= Negative assurance =

Accounting assurance technique

Negative assurance within accounting ethics (also known as limited assurance), is a method used by the Certified Public Accountant to assure various parties, such as bankers and stockbrokers, that financial data under review by them is reasonable. Negative assurance tells the data user that nothing has come to the CPA's attention of an adverse nature or character regarding the financial data reviewed.

==Accounting==
This type of assurance is normally given to investment bankers and the SEC when the financial data are being used for stock and bond issuance. In addition, this assurance is given whenever a CPA is asked to comment on financial statements upon which a previous Audit Opinion has been rendered. (This type of assurance is unacceptable for the basic financial statements on which a certifying audit has been performed.) Negative assurance is also issued for in review engagements, which are a similar but lower level of service when compared to an audit.
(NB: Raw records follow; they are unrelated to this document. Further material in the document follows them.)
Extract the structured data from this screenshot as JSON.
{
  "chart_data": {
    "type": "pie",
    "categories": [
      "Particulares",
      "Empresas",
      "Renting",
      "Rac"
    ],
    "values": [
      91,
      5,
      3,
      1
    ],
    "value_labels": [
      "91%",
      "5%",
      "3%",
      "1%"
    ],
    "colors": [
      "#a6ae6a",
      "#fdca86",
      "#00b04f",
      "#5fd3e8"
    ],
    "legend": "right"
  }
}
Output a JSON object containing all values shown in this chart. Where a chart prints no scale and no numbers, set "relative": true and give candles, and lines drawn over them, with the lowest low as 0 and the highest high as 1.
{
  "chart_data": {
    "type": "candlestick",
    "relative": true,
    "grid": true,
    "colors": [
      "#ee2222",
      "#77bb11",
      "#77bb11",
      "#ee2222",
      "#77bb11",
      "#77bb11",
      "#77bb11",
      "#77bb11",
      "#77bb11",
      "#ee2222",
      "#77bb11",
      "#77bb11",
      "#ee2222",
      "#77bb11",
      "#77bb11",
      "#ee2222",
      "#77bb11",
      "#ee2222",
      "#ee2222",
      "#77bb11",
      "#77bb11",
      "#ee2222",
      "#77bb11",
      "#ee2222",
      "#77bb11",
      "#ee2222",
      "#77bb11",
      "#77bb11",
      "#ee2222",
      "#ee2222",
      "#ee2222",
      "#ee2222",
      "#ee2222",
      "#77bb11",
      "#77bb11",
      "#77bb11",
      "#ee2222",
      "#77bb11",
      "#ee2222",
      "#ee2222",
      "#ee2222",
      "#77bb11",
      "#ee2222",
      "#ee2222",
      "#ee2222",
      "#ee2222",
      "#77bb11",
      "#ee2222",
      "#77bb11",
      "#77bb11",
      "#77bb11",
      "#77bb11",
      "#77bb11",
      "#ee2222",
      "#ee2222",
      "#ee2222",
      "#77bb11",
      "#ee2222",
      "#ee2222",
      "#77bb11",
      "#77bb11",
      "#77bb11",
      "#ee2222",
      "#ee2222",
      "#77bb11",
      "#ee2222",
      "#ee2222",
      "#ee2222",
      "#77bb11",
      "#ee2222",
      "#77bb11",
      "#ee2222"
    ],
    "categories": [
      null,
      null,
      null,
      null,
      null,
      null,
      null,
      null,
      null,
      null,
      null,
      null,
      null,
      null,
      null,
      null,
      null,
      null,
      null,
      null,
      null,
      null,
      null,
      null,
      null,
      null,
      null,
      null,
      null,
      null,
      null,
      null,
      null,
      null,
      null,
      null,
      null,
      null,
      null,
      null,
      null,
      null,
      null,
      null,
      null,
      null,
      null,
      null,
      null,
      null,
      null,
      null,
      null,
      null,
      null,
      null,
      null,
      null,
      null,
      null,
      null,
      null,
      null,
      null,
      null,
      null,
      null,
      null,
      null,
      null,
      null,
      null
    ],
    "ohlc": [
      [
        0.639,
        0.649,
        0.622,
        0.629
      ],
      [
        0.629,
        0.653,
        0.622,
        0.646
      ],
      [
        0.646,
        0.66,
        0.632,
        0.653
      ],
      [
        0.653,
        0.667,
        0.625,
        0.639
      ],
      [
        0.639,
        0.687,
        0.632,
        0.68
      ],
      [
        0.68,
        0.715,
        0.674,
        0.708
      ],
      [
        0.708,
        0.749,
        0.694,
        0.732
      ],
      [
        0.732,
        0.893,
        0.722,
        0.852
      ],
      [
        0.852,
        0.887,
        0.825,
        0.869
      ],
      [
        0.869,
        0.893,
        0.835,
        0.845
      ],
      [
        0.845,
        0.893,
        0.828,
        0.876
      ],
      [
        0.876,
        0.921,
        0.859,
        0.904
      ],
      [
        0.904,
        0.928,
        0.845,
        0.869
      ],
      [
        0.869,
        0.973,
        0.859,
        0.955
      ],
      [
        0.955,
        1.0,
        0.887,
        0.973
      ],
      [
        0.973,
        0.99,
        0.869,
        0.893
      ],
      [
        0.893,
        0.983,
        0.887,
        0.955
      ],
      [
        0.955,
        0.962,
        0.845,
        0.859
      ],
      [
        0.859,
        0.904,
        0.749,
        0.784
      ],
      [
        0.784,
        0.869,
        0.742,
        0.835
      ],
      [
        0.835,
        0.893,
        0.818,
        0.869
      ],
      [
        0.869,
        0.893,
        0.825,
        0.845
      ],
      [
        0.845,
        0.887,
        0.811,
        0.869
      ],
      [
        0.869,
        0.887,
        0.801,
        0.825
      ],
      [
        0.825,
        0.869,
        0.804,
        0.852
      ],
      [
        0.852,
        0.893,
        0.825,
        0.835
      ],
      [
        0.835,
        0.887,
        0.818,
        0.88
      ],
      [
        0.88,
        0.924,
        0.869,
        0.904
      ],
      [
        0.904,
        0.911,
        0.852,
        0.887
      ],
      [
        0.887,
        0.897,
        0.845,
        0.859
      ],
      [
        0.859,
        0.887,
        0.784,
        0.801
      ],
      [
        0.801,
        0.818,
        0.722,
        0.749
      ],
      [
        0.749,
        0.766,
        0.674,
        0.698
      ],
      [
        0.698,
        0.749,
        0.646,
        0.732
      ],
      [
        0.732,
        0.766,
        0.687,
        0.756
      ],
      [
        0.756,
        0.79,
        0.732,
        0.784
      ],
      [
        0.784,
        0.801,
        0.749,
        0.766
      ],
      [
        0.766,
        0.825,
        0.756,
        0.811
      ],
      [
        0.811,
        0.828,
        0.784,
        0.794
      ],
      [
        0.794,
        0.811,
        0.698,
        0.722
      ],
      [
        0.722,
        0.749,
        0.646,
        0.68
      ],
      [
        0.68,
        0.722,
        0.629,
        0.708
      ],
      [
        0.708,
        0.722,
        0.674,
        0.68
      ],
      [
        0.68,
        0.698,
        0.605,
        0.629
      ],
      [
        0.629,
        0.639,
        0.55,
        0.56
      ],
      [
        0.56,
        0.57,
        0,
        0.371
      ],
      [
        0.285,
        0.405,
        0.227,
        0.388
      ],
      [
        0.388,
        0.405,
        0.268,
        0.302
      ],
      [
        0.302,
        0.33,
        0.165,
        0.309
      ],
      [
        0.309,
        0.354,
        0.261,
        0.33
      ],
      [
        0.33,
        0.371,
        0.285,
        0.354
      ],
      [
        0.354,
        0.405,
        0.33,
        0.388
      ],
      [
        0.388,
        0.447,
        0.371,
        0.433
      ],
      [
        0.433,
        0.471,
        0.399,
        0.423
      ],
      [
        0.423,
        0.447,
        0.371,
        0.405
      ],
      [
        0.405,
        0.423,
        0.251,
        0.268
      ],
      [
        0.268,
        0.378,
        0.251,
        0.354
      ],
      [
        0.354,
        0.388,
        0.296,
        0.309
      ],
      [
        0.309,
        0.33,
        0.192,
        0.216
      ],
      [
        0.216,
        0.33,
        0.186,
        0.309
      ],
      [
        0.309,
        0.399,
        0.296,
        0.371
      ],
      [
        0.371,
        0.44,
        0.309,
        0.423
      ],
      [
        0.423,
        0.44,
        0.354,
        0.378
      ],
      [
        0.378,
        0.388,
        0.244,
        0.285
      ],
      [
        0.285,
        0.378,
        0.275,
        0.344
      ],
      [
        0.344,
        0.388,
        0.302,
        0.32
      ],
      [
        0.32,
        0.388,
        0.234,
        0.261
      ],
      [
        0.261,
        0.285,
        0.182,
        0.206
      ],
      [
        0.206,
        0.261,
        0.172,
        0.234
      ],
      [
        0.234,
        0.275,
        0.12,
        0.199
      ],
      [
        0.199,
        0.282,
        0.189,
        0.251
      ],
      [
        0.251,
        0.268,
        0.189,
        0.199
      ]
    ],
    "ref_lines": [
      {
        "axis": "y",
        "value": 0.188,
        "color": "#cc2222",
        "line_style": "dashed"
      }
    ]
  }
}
Negative assurance comments are made on unaudited financial statements and subsequent changes, indicating that nothing came to the auditor's attention that suggests the statements do not comply with applicable accounting requirements; are not fairly presented in conformity with GAAP applied on a consistent basis; or do not fairly present information shown therein. Negative assurance is given because the auditor has not made an examination in conformity with Generally Accepted Auditing Standards (GAAS). Negative assurance is not appropriate unless the CPA has made an examination in accordance with GAAS for the accounting period before the current one. This is because the auditor needs evidence that can be related to comfort letter procedures. For negative assurance to be permissible, the evidence must have been gathered directly by the CPA giving the assurance, and not by another CPA.

==Law practice==
Negative assurance is also used in modern day law practice, as the assurance can be used when a defense of "due diligence" needs to be established. Negative assurance is provided in letter format, and is used explicitly in conjunction with another document. The letter is usually used by the counsel to establish two standard facts about the document in question. Specifically, that the counsel has read the document in question, and that the counsel is not answerable for the document's accuracy, completeness, or fairness. While negative assurance is not considered a legal opinion, third parties and underwriters often use Negative assurance to circumvent accountability charges.